Lorsqu’un être humain prie ou médite, l’activité de son cerveau subit des modifications spécifiques perceptibles par l’imagerie cérébrale. Nous entrons alors dans le monde de la neurothéologie. Les précisions de Jacques Besson, chef du Service de psychiatrie communautaire du CHUV et professeur ordinaire à l’UNIL.
La neurothéologie – appelée parfois neurosciences de la religion – est un mot relativement récent. Il a été utilisé pour la première fois en 1962 par Aldous Huxley (Le meilleur des mondes) dans son roman Ile. Plus près de nous, il est apparu en 2001, dans Why God Won’t Go Away, un ouvrage à succès d’Andrew Newberg. Ce scientifique de l’Université de Pennsylvanie a mené des recherches sur le comportement du cerveau humain durant la méditation. Il en a tiré des images historiques qui ont été faites sur des moines bouddhistes.
Jacques Besson, chef du Service de psychiatrie communautaire du CHUV, résume: «La neurothéologie, c’est l’imagerie cérébrale à la recherche des circuits et des régions du cerveau qui sont impliqués dans les activités de méditation mais aussi au sens plus large dans des démarches spirituelles, comme la prière ou d’autres mécanismes qui font appel à la figure divine ou à des activités plus proprement religieuses.»

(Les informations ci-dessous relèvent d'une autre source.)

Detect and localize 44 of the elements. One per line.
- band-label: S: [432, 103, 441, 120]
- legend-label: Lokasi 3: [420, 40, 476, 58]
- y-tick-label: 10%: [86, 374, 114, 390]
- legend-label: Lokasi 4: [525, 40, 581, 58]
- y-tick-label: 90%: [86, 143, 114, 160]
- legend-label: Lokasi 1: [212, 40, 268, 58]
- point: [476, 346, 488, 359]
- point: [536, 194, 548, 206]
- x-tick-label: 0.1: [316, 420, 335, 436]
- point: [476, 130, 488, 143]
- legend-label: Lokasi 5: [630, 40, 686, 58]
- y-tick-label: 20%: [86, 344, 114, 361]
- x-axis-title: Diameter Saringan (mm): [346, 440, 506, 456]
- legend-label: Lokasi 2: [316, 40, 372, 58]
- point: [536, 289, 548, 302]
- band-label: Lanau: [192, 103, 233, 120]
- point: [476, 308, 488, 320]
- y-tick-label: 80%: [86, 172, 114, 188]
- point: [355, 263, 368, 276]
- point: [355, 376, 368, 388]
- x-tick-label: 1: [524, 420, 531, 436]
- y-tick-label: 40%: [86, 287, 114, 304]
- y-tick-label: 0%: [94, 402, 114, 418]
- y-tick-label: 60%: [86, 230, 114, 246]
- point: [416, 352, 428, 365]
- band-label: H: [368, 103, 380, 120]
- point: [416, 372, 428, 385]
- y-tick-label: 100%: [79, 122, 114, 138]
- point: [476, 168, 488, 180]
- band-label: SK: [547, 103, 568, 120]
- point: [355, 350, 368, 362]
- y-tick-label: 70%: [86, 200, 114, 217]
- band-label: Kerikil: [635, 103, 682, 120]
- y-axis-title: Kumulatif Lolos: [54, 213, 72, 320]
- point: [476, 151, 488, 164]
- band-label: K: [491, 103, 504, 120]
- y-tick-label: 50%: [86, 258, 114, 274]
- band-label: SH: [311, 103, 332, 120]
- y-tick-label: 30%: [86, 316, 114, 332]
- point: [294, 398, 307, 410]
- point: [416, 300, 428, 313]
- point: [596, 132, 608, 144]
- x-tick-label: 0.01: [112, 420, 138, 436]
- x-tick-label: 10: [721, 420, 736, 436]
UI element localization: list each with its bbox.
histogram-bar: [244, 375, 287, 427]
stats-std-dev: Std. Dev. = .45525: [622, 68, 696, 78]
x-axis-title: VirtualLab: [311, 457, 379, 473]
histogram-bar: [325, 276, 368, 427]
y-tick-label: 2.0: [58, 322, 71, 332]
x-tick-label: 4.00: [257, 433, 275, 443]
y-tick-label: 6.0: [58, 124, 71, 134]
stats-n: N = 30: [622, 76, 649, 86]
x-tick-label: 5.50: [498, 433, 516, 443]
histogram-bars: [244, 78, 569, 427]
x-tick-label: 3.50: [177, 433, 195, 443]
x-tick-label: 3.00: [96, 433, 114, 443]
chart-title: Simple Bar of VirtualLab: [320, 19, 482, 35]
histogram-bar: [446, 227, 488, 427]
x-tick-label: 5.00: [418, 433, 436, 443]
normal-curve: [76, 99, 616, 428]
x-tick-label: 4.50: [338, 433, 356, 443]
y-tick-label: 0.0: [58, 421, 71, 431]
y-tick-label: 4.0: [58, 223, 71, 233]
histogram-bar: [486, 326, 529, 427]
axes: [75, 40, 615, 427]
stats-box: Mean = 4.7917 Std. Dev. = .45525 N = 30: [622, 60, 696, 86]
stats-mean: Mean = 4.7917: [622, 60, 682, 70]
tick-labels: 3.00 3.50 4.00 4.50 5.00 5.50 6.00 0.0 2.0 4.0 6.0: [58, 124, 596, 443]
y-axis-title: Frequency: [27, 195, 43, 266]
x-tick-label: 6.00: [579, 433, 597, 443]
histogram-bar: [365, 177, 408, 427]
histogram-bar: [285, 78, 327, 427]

Cette discipline s’est énormément développée ces dix dernières années. L’avancée la plus spectaculaire concerne la connaissance des effets de la méditation. Plusieurs études le démontrent: la méditation a un important impact sur la partie du cerveau qui contrôle le système neurovégétatif, elle améliore la fréquence cardiaque, allège le stress, modifie un certain nombre d’équilibres dans les neurotransmetteurs qui contribuent à diminuer l’anxiété, la dépression, l’addiction.
Jacques Besson, également membre de la Commission fédérale pour les questions liées aux drogues, poursuit: «Allier une grille de lecture neurobiologique à des choses que je savais déjà sur le plan sociologique et psychologique m’amène à dire que la neurothéologie est le chaînon manquant pour comprendre l’impact de la spiritualité sur la santé physique et mentale.» Jacques Besson travaille sur ces questions depuis près de trente ans. Il a fait sa thèse de médecine sur la correspondance entre Sigmund Freud et Oskar Pfister, un pasteur zurichois. Il travaille sur les traitements des populations vulnérables depuis longtemps dans une approche interdisciplinaire. Selon le psychiatre, la spiritualité est une réponse à l’addiction, qui, en sa qualité d’impasse, donne des réponses artificielles à des questions existentielles.
Dieu est dans le cerveau
Neurothéologie. Sciences et religion. Un mariage souvent pluvieux soumis à controverses. D’un côté, certains scientifiques l’affirment: le cerveau est équipé de ces circuits destinés à produire une forme d’apaisement à l’être humain. Ces circuits ne seraient que des productions cérébrales. Résultat? Dieu résiderait… dans le cerveau. A l’opposé, certains pensent qu’au contraire, le cerveau utilise des circuits importants qui occupent un espace central dans l’appareil psychique et dans le système cérébral. L’être humain serait donc doté de circuits neurobiologiques qui lui permettent d’accéder à des mystères, à la métaphysique.
La neurothéologie prouve-t-elle l’existence de Dieu? «On ne peut pas répondre à cette question. Libre à chacun d’interpréter les données, la science montre comment ça marche. La neurothéologie indique que ce sont des questions universelles qui concernent tous les êtres humains, que nous avons tous besoin de sens, de réponses pour vivre ensemble. C’est important, à l’époque de la mondialisation, que la science le souligne: toutes les religions ont le même centre. Sur ce point-là, tous les hommes sont frères.»